Firewalls Put Drag on Organizations: Report
According to a new report, organizations are frustrated that so many attacks are bypassing their web application firewalls.
Ineffective protection, time-consuming management, and high ownership costs factor into dissatisfaction among many organizations, including financial services, about web application firewalls as their front-line security strategy for apps and interfaces.
The report, “The State of Web Application Firewalls,” from Sunnyvale, Calif.-based Cequence Security, which delivers automated software solutions to protect the web, mobile, and API services, and Ponemon Institute showed only 40% of organizations are satisfied with their WAF.

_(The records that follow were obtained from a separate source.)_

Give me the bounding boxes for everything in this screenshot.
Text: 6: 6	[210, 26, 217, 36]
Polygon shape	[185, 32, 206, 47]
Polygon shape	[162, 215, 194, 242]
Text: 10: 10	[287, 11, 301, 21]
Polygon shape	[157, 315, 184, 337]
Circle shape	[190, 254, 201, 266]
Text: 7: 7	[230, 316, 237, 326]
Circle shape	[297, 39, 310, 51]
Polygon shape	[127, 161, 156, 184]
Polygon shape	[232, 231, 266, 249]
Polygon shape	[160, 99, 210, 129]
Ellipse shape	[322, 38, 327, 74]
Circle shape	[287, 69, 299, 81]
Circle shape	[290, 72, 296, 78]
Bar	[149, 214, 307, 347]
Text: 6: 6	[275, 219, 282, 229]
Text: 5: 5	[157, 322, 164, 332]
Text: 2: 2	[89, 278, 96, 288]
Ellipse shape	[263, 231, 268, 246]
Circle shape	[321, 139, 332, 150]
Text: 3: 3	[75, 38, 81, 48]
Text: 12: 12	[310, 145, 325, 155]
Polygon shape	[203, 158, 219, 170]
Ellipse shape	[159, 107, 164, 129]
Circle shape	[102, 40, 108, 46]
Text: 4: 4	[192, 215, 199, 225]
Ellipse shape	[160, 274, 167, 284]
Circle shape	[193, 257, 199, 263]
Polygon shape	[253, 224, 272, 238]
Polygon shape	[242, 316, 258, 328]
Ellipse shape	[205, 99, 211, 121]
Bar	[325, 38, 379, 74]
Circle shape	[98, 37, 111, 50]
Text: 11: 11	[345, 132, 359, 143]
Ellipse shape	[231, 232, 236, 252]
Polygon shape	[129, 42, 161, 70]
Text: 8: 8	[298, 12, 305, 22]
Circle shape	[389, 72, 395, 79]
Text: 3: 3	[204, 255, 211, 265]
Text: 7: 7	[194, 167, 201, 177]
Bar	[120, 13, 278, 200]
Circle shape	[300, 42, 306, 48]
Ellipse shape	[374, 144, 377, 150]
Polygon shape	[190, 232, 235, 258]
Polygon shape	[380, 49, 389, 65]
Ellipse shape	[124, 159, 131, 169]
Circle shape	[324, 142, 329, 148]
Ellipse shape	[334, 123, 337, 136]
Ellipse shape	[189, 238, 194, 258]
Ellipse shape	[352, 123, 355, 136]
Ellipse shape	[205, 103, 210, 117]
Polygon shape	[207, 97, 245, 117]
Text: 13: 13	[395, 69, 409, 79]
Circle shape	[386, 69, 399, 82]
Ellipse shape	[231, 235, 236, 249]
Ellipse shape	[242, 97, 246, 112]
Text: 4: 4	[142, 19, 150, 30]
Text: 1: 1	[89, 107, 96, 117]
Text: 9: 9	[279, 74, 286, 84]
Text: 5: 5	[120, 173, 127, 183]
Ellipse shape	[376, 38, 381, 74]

“The research clearly reveals WAF dissatisfaction in three areas,” Dr. Larry Ponemon, chair and founder of Ponemon Institute, said. “First, organizations are frustrated that so many attacks are bypassing their WAFs and compromising business-critical applications. In addition, they are experiencing the pain of continuous, time-consuming WAF configuration, and administration tasks. Lastly, they’re dealing with significant annual costs associated with WAF ownership and staffing.”
Franklyn Jones, CMO of Cequence Security, also said. “Intelligent automation and consolidation of application security functions are definitely two critical requirements we’re seeing regularly with our hyper-connected customers. They rely on web, mobile, and API-based applications to link customers, partners, and suppliers across their digital ecosystem. And they need an intelligent, integrated application security solution that can protect them against a broad range of sophisticated attacks.”
Among the report’s findings:
- Mobile vs API protection. Organizations are more effective at protecting mobile apps than APIs: 54% of respondents said they are very effective in protecting mobile apps, while only 38% of respondents said their effectiveness in protecting API services is very high.
- Detection versus protection. Most organizations use WAFs for attack detection: only 22% of WAFs deployed in the organizations represented in the study both detect and block attacks.
- Security. While 66% of respondent organizations consider the WAF a critically important security tool, 43% use their WAFs only to generate alerts (not to block attacks). Eighty-six percent experienced application-layer attacks that bypassed their WAF in the last 12 months.
- Administration. Managing legacy WAF deployments is complex and time-consuming, requiring an average of 2.5 security administrators who spend 45 hours per week processing WAF alerts, plus an additional 16 hours per week writing new rules to enhance WAF security.
- Cost. The capital expenditure and operating expense costs associated with WAF purchase and ongoing management are significant. In total, organizations spend an average of $620,000 annually. This includes $420K for WAF products, plus an additional $200K annually for the skilled staffing required to manage the WAF.
- Improvements. Seventy-two percent of respondents would like to see more intelligence and automation integrated into their WAF, and 74% would like to see WAF functions integrated with other application security functions into an artificial intelligence-powered software platform.
The report, completed in April 2019, included findings from 595 respondents in 16 vertical markets. The majority have offices globally; 100% of respondents are responsible for WAF deployments in their organization. They have each deployed 158 web, mobile, and API-based applications, on premises and in the cloud. Financial services (18% of respondents), which included banking, investment management, insurance, brokerage, payments and credit cards, was the largest industry focus.